Re: NSXMLDocument unable to parse valid HTML with scripts in the body [SOLVED]
Re: NSXMLDocument unable to parse valid HTML with scripts in the body [SOLVED]
- Subject: Re: NSXMLDocument unable to parse valid HTML with scripts in the body [SOLVED]
- From: "Marcus S. Zarra" <email@hidden>
- Date: Wed, 6 Feb 2008 12:56:17 -0700
Diez,
Yes that was it exactly. Thank you for taking a look at it.
Marcus
On Feb 6, 2008, at 12:43 PM, Diez B. Roggisch wrote:
Marcus S. Zarra schrieb:
Greetings List,
I have been trying to solve this issue for a while. Nothing is
coming up on the lists, google, cocoadev, etc. that is similar to
the issue that I am having.
The code to reproduce this behavior is simple:
NSError *error = nil;
NSURL *url = [NSURL URLWithString:@"http://web.mac.com/mzarra/Test/Original.html
"];
NSXMLDocument *document = [[NSXMLDocument alloc]

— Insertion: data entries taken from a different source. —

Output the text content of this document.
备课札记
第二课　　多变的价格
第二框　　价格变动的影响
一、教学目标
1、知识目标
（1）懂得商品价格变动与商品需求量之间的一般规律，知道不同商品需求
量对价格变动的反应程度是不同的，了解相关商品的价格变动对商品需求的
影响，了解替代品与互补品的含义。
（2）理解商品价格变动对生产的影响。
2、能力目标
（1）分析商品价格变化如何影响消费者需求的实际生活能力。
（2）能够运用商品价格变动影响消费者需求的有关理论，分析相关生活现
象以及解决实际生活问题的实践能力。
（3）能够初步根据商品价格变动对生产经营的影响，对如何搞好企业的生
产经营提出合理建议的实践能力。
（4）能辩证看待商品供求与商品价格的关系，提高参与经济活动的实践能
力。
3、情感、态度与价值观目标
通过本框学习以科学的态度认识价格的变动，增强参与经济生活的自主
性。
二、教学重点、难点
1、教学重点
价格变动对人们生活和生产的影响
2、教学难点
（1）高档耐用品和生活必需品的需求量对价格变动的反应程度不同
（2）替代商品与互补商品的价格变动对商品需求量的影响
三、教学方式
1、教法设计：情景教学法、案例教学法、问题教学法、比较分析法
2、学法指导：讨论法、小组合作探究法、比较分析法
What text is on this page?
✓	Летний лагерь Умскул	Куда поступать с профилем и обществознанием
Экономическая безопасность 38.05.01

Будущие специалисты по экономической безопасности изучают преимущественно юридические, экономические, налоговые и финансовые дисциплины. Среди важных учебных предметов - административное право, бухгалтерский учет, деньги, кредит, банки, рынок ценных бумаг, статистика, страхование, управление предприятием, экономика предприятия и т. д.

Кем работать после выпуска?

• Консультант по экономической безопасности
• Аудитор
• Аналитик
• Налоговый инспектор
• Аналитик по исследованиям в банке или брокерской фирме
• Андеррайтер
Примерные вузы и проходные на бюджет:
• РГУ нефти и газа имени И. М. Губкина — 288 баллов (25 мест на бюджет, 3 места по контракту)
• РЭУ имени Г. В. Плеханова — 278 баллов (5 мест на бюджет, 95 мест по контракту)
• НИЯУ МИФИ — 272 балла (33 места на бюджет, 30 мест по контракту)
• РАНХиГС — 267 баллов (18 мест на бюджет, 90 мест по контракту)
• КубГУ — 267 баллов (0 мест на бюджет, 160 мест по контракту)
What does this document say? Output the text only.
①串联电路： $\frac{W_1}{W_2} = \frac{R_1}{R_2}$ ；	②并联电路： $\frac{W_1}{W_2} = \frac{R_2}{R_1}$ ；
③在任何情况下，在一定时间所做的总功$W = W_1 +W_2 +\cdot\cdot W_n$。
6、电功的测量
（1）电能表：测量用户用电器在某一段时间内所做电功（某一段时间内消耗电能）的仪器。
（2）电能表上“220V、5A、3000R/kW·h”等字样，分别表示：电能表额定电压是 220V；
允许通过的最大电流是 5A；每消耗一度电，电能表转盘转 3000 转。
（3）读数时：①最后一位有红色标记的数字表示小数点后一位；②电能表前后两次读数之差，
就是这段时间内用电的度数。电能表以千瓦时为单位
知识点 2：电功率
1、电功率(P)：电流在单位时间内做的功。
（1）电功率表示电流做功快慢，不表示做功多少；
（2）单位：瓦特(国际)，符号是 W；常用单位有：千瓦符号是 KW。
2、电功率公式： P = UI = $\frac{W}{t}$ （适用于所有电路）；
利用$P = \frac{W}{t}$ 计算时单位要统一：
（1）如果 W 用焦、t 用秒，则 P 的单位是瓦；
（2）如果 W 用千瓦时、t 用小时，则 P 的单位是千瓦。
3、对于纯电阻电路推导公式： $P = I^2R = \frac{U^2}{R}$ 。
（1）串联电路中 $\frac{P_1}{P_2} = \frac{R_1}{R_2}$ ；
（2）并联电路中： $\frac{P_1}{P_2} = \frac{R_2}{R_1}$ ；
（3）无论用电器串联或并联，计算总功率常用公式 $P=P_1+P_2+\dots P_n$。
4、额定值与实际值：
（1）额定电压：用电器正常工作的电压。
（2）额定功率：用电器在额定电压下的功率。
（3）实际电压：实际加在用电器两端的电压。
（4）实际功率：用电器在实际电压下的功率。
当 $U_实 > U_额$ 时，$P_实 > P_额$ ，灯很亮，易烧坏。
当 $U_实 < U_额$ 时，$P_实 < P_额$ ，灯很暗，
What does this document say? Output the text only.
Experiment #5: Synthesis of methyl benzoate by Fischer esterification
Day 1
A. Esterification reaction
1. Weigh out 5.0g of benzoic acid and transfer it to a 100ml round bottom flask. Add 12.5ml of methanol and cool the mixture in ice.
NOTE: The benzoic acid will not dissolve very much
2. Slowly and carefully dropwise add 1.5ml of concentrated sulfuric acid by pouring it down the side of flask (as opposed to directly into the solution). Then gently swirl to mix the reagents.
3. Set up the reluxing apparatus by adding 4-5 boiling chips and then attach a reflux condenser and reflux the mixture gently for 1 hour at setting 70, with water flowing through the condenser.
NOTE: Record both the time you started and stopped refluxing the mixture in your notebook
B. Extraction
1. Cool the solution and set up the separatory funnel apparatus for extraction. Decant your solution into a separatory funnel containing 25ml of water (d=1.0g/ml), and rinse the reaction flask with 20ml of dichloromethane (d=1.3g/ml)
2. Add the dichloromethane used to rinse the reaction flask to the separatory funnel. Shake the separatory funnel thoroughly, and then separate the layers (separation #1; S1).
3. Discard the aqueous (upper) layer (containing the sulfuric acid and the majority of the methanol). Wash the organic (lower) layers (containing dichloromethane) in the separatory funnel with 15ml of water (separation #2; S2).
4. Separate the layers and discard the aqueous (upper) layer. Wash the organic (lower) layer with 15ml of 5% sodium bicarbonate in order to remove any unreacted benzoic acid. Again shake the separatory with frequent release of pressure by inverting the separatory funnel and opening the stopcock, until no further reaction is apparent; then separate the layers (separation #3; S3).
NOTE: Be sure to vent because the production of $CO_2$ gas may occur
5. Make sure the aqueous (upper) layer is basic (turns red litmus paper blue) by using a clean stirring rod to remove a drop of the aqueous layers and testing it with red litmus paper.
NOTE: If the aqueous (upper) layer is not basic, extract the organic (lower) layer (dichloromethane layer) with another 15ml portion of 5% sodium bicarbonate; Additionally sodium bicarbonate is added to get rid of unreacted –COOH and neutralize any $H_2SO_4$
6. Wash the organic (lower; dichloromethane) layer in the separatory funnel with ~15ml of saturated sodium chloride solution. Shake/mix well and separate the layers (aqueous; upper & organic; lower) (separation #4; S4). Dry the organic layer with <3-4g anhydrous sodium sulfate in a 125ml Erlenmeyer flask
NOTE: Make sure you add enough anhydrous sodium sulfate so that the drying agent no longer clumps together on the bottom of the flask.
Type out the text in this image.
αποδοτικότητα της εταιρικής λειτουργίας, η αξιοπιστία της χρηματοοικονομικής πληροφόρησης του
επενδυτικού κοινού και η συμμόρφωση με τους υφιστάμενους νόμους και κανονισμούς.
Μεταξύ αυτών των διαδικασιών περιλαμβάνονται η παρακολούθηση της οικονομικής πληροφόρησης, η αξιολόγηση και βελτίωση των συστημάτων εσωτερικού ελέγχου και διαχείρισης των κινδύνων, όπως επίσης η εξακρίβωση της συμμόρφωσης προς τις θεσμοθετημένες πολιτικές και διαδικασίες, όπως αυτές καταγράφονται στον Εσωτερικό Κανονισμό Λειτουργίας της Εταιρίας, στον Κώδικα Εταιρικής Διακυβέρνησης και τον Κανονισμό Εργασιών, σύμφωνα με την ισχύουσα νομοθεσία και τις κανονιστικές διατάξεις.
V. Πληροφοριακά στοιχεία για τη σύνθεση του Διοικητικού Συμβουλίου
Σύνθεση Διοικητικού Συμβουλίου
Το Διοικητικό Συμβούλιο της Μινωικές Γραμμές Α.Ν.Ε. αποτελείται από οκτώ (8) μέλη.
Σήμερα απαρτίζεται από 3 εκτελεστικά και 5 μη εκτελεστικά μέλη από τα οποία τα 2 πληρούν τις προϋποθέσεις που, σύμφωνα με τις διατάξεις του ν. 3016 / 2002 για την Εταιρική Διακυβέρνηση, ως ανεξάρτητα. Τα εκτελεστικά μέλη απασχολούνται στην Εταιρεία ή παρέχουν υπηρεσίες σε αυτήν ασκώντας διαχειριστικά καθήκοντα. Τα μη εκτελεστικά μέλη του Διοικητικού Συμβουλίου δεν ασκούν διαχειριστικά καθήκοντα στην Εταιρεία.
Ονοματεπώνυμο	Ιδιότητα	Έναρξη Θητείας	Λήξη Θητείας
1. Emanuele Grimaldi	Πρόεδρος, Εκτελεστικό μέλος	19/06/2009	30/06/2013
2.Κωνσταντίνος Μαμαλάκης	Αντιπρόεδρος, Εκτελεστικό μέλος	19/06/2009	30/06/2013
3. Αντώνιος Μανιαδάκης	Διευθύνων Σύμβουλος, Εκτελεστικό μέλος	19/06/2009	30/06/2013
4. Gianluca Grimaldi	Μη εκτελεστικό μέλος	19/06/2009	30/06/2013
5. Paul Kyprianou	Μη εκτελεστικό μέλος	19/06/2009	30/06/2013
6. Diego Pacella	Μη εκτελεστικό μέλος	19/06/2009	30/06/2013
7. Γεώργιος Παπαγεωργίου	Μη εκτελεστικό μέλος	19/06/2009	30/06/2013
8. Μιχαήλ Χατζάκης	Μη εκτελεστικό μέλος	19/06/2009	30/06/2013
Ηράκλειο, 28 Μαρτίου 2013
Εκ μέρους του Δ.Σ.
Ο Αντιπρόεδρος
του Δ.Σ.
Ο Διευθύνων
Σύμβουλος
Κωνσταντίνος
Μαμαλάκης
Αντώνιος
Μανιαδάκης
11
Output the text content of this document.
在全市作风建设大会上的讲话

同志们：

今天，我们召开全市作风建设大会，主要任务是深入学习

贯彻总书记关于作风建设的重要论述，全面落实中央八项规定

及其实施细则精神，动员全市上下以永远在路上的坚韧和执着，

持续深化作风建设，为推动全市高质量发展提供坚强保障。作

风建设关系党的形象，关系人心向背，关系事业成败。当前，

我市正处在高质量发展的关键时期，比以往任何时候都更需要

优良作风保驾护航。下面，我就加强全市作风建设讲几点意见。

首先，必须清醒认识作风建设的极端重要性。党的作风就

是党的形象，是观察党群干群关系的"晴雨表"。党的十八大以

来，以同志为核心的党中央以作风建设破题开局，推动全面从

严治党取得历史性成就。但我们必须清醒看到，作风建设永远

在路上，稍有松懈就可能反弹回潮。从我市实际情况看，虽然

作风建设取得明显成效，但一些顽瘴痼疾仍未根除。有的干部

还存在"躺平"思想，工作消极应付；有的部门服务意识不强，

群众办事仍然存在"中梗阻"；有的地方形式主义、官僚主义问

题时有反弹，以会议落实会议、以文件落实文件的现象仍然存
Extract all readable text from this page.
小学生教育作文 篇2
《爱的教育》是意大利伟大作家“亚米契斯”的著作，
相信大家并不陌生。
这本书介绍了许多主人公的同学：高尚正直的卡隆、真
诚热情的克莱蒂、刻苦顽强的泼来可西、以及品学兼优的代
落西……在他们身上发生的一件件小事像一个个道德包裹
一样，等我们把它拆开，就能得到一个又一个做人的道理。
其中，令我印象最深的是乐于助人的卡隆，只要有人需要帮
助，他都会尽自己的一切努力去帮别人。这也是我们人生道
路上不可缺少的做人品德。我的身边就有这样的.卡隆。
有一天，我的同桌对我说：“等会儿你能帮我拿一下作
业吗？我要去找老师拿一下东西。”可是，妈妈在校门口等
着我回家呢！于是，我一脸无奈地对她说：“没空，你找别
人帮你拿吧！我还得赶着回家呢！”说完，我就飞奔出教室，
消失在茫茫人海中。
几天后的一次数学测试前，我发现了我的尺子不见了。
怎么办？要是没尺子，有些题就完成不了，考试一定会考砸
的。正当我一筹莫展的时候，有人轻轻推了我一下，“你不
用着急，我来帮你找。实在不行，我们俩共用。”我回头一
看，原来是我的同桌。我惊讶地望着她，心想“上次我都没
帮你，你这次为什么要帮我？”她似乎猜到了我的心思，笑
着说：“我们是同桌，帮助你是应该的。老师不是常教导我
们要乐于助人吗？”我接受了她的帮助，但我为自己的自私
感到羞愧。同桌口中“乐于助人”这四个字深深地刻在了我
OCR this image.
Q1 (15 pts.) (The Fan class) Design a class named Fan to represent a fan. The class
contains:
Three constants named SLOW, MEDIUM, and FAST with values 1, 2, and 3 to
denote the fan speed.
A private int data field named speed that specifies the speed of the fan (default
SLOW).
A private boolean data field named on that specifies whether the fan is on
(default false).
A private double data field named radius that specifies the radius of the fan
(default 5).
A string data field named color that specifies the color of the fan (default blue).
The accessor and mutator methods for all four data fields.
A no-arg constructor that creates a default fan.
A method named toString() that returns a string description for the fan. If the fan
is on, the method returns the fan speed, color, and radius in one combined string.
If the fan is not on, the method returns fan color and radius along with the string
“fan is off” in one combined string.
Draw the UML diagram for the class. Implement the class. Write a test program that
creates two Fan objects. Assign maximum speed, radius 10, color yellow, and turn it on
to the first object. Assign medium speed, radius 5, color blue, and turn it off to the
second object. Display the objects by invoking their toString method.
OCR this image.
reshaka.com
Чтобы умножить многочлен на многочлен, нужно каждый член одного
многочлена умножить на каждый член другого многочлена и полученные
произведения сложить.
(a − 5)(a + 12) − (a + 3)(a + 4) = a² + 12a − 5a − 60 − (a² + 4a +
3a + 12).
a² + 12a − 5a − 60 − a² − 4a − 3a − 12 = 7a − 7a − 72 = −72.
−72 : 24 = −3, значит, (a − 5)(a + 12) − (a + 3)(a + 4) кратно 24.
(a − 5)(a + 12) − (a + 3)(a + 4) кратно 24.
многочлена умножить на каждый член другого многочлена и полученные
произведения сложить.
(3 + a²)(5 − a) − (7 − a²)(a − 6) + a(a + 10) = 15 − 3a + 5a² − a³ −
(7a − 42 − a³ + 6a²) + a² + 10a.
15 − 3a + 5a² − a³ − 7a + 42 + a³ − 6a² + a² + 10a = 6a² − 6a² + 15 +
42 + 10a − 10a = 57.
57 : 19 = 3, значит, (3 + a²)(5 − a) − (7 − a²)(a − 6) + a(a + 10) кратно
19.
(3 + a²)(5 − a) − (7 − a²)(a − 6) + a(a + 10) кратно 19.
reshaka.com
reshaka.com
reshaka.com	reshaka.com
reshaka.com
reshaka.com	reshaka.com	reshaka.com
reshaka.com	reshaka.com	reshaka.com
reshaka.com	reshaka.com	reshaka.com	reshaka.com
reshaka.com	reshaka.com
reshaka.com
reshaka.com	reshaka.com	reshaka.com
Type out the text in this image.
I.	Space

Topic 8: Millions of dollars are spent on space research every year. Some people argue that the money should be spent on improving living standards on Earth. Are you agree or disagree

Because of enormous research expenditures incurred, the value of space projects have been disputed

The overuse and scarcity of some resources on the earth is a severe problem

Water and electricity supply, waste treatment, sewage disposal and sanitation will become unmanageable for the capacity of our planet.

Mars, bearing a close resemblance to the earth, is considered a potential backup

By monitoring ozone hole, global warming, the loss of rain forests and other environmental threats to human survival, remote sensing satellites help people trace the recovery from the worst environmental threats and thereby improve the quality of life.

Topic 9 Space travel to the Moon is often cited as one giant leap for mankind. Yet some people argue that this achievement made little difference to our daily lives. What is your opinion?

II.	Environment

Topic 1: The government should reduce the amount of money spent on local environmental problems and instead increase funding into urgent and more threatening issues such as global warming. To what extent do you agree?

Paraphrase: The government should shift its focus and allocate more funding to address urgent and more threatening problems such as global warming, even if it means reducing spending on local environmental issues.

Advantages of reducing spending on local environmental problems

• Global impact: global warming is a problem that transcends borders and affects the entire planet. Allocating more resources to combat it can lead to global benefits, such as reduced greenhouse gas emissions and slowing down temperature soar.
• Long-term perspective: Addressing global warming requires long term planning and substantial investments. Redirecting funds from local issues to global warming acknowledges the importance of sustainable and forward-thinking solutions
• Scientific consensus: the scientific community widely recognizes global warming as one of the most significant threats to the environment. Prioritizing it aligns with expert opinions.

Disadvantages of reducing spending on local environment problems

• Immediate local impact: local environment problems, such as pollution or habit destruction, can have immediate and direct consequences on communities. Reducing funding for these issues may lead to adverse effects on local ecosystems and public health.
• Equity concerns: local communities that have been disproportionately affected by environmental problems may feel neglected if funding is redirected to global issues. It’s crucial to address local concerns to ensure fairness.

initWithContentsOfURL:url options:NSXMLDocumentTidyHTML
error:&error];
NSAssert(error == nil, ([NSString stringWithFormat:@"Error reading
file: %@", error]));
If you run that code (the html page is safe for work),
NSXMLDocument will give an error back of:
Exception raised during posting of notification. Ignored.
exception: 'Error reading file: Error Domain=NSXMLParserErrorDomain
Code=23 UserInfo=0x1f1550 "Line 140: EntityRef: expecting ';'
And will return a nil NSXMLDocument. The line that it is
complaining about is:
<div class="CounterDivClass"><script type="text/javascript" src="http://web.mac.com/i/chp/NGHitCounter.js
"></script>
Which, as far as I can tell, is perfectly valid html.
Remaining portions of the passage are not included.